Some have worried that this summer's drought might also kill the Klamath Basin Restoration Agreement, which was supposed to resolve those water-distribution conflicts while restoring habitat throughout the 15,000-square-mile Basin. Partly because many Upper Basin irrigators and others never signed on, the settlement has languished in Congress for over three years. But the latest crisis may actually provide the push needed to finally move the complex and fragile détente. The shut-offs have brought Nicholson and other holdouts to the table to join tribes and government officials for an urgent round of talks aimed at finding a swift resolution. "This is our one chance to fix the Klamath system," says Mitchell. "And it's fixable."
Struggles over water in the Klamath famously boiled over in 2001, when the federal government halted water deliveries to Klamath Project farmers to protect endangered suckers and salmon. U.S. marshals were called in to protect irrigation headgates from angry demonstrators, who formed a "bucket brigade" to manually divert water to irrigation canals in an act of civil disobedience. The Bush administration resumed water deliveries the following year, but that left river flows so low during the fall chinook salmon run that thousands of fish died, devastating downstream fisheries.
Three years ago, a coalition of dozens of onetime adversaries -- including farmers, fishermen, tribes and environmentalists -- signed a widely lauded truce. Under the agreement, the Klamath Tribes would not use their water rights to cut off the farmers who are part of the Klamath Project, a 1905 federal irrigation project that transformed an arid stretch of the California-Oregon border into productive farmland. The farmers agreed to accept less water during dry periods in exchange for greater certainty of deliveries from year to year.
The tribes, meanwhile, would benefit from restoration projects and receive 92,000 acres of forest, a small portion of the 1.8 million acres they lost when the U.S. government dissolved their reservation in 1954. In a companion deal, the electric utility PacifiCorp agreed to remove four hydroelectric dams on the river, allowing salmon to return to parts of the Klamath and its tributaries that have been blocked for nearly a century.
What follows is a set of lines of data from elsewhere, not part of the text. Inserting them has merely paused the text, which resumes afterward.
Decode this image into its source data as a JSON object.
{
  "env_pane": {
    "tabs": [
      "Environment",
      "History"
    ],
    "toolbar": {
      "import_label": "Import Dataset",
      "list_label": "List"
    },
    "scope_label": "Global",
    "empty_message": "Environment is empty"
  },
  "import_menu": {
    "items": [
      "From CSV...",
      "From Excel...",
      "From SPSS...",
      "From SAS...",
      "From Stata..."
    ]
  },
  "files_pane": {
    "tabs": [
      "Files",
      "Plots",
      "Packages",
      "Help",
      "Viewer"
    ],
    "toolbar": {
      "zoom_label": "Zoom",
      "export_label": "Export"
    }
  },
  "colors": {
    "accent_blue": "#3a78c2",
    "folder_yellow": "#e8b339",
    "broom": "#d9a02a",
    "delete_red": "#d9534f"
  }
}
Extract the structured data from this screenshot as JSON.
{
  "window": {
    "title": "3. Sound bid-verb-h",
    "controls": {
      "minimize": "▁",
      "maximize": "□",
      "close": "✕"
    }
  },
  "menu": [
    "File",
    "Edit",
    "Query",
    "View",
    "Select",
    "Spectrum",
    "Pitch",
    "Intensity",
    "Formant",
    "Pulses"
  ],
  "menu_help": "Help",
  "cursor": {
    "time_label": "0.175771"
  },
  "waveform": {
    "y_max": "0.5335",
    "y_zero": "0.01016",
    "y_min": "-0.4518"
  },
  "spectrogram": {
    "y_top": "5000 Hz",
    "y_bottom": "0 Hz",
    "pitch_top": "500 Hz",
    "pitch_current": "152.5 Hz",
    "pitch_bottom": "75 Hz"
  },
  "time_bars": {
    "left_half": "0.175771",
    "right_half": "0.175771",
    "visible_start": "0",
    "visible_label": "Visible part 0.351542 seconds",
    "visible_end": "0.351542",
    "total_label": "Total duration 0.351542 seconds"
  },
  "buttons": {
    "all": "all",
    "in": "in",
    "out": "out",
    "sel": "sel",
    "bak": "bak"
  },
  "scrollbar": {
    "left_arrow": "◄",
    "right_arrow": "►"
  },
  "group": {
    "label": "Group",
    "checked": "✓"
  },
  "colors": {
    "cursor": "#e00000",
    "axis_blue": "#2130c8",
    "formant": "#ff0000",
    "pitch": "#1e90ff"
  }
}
The settlement's architects have warned that the longer it sits, the more likely it is to unravel. The legislation has stalled in part because key groups still oppose it. Several environmental organizations and the Hoopa Valley Tribe say the settlement gives too much water to irrigators and doesn't reserve enough for fish. Meanwhile, Tea Party-backed ranchers who are not part of the federal irrigation project oppose dam removal and continuing Endangered Species Act protections for fish. At a committee hearing in June, U.S. Sen. Ron Wyden, D-Ore., said the deal had to bring those critics into the tent and cut the bill's $800 million price tag in order to win congressional support.